By reducing the multiplier for large premises, and therefore raising less in business rates, government documents revealed the discount will now be much smaller for small and medium sized enterprises.
Alex Probyn of global tax firm Ryan said the proposed business rates settlement meant the average small shop’s bill would rise by between 40 to 65 per cent next April, as the discount drops from 40 per cent to an average of 11 per cent.
Craig Beaumont, executive director of the Federation of Small Business, a trade body, said SMEs would be “disappointed to hear that their bills are going to be higher than thought”.
The gambling industry bore the brunt of the most explicit tax raid on business, despite Reeves offering a “rabbit” by exempting bingo halls from duties.
Gaming companies said it was not enough to cover the blow of the remote gaming duty, which applies to online casino and roulette games, rising from 21 per cent to 40 per cent. Other levies affecting the companies were also increased.

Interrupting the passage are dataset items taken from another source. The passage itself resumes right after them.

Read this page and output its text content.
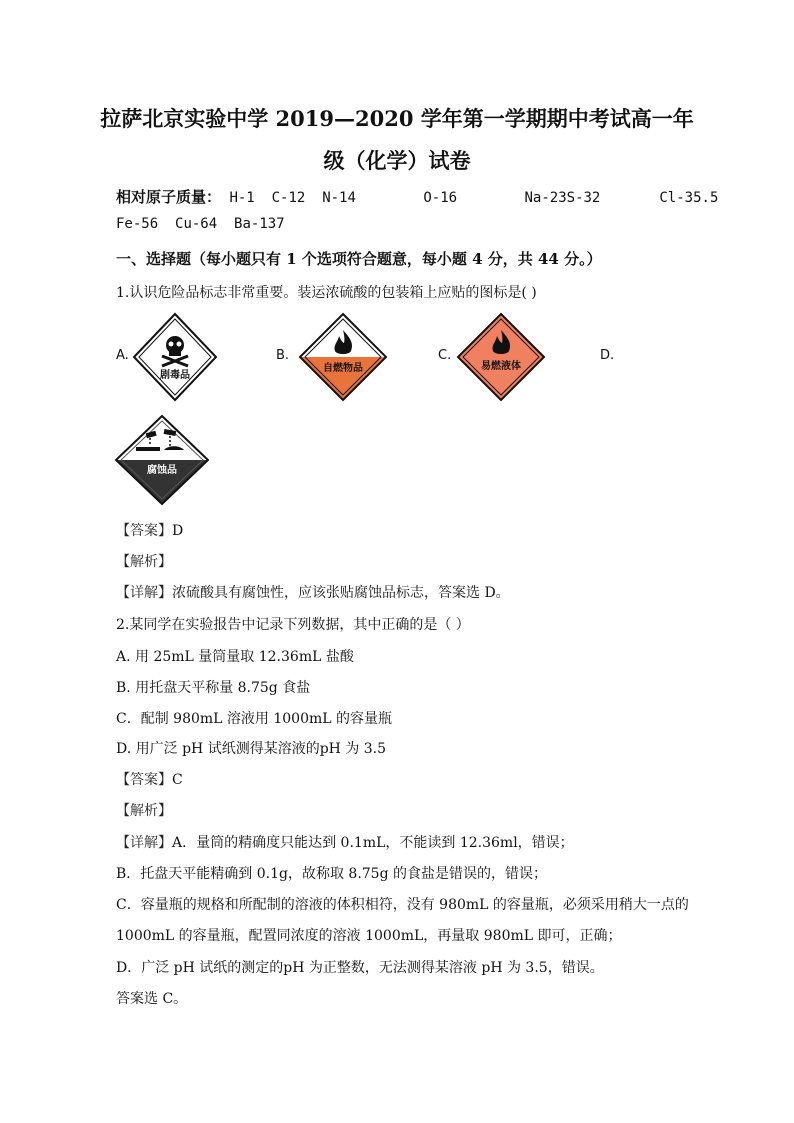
拉萨北京实验中学 2019—2020 学年第一学期期中考试高一年
级（化学）试卷
相对原子质量： H-1 C-12 N-14	O-16	Na-23S-32	Cl-35.5
Fe-56 Cu-64 Ba-137
一、选择题（每小题只有 1 个选项符合题意，每小题 4 分，共 44 分。）
1.认识危险品标志非常重要。装运浓硫酸的包装箱上应贴的图标是( )
A.
剧毒品
B.
自燃物品
C.
易燃液体
D.
腐蚀品
【答案】D
【解析】
【详解】浓硫酸具有腐蚀性，应该张贴腐蚀品标志，答案选 D。
2.某同学在实验报告中记录下列数据，其中正确的是（ ）
A. 用 25mL 量筒量取 12.36mL 盐酸
B. 用托盘天平称量 8.75g 食盐
C．配制 980mL 溶液用 1000mL 的容量瓶
D. 用广泛 pH 试纸测得某溶液的pH 为 3.5
【答案】C
【解析】
【详解】A．量筒的精确度只能达到 0.1mL，不能读到 12.36ml，错误；
B．托盘天平能精确到 0.1g，故称取 8.75g 的食盐是错误的，错误；
C．容量瓶的规格和所配制的溶液的体积相符，没有 980mL 的容量瓶，必须采用稍大一点的
1000mL 的容量瓶，配置同浓度的溶液 1000mL，再量取 980mL 即可，正确；
D．广泛 pH 试纸的测定的pH 为正整数，无法测得某溶液 pH 为 3.5，错误。
答案选 C。
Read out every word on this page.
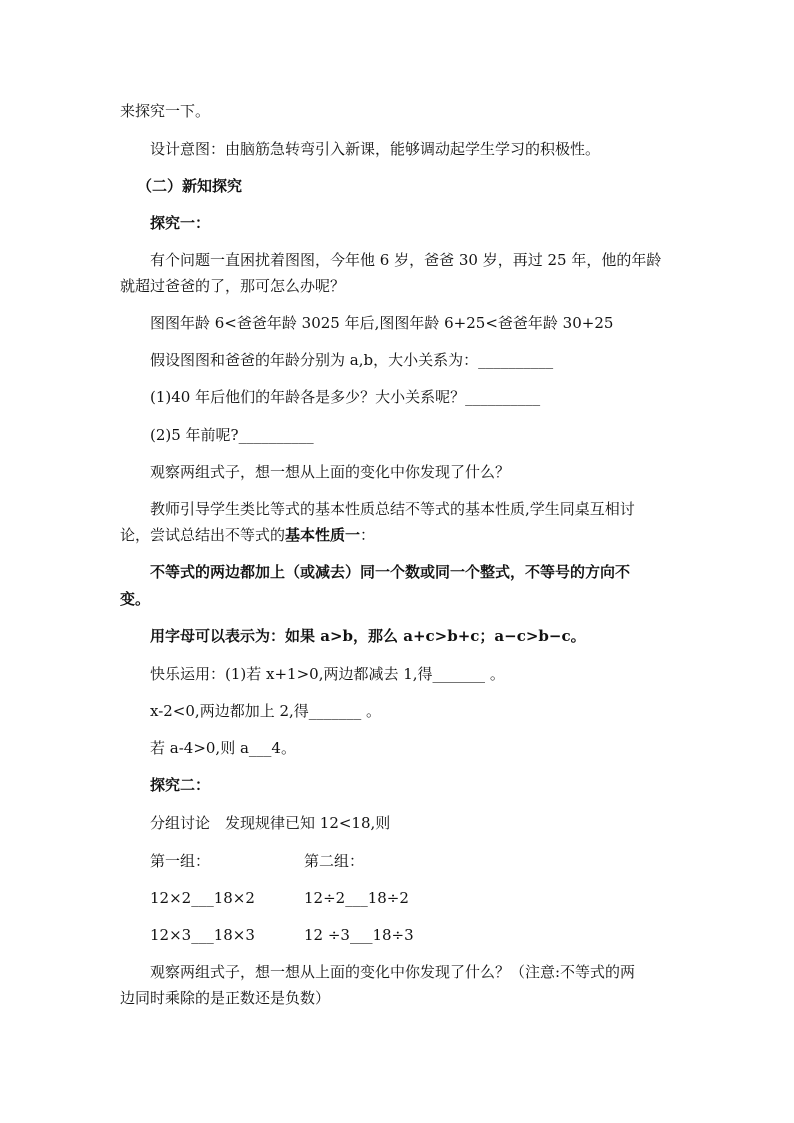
来探究一下。
设计意图：由脑筋急转弯引入新课，能够调动起学生学习的积极性。
（二）新知探究
探究一：
有个问题一直困扰着图图，今年他 6 岁，爸爸 30 岁，再过 25 年，他的年龄
就超过爸爸的了，那可怎么办呢？
图图年龄 6<爸爸年龄 3025 年后,图图年龄 6+25<爸爸年龄 30+25
假设图图和爸爸的年龄分别为 a,b，大小关系为：__________
(1)40 年后他们的年龄各是多少？大小关系呢？__________
(2)5 年前呢?__________
观察两组式子，想一想从上面的变化中你发现了什么？
教师引导学生类比等式的基本性质总结不等式的基本性质,学生同桌互相讨
论，尝试总结出不等式的基本性质一：
不等式的两边都加上（或减去）同一个数或同一个整式，不等号的方向不
变。
用字母可以表示为：如果 a>b，那么 a+c>b+c；a−c>b−c。
快乐运用：(1)若 x+1>0,两边都减去 1,得_______ 。
x-2<0,两边都加上 2,得_______ 。
若 a-4>0,则 a___4。
探究二：
分组讨论　发现规律已知 12<18,则
第一组：	第二组：
12×2___18×2	12÷2___18÷2
12×3___18×3	12 ÷3___18÷3
观察两组式子，想一想从上面的变化中你发现了什么？（注意:不等式的两
边同时乘除的是正数还是负数）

Flutter, Entain, Evoke and Rank Group said they would face a combined £790mn annual hit to their earnings from the new levies, once they are fully implemented from 2027, and be forced to pursue extreme cost cutting that would risk jobs and stores.

The Treasury had been leaning on companies to announce supportive investments in response to the Budget if they got what they wanted.
Lloyds Banking Group, Barclays and HSBC, which were spared from higher bank taxes, announced shortly after the Budget that they would make billions of pounds of finance available to UK companies and reduce mortgage costs for British households.
Reeves hosted a drinks reception on Wednesday evening with senior City executives, where she said her move to more than double her fiscal headroom demonstrated that she was restoring stability, according to people familiar with the meeting.
In an effort to encourage City figures — who included executives from NatWest, Lloyds, Goldman Sachs and Deutsche Bank — to sell the Budget to investors, she also touted her move to provide a stamp duty holiday to shares in new company listings on the London stock market.
One person briefed on the meeting said the mood among attendees was “a lot more positive and warmer than expected while the chancellor struck a confident tone”.
Another said it was “an obviously tricky Budget that seemed to have landed OK with the market so far. We may have been hoping for slightly stronger signals on addressing spending”.
Meanwhile, Alex Depledge, the government’s entrepreneurship adviser, highlighted the government’s proposals to help entrepreneurs through tax relief.
“Everyone accuses Labour of not having a growth story but this support for our scale-ups is part of the growth story — we need to back founders that are taking risks, building intellectual property and research and development because that’s where the good jobs and growth come from,” she said.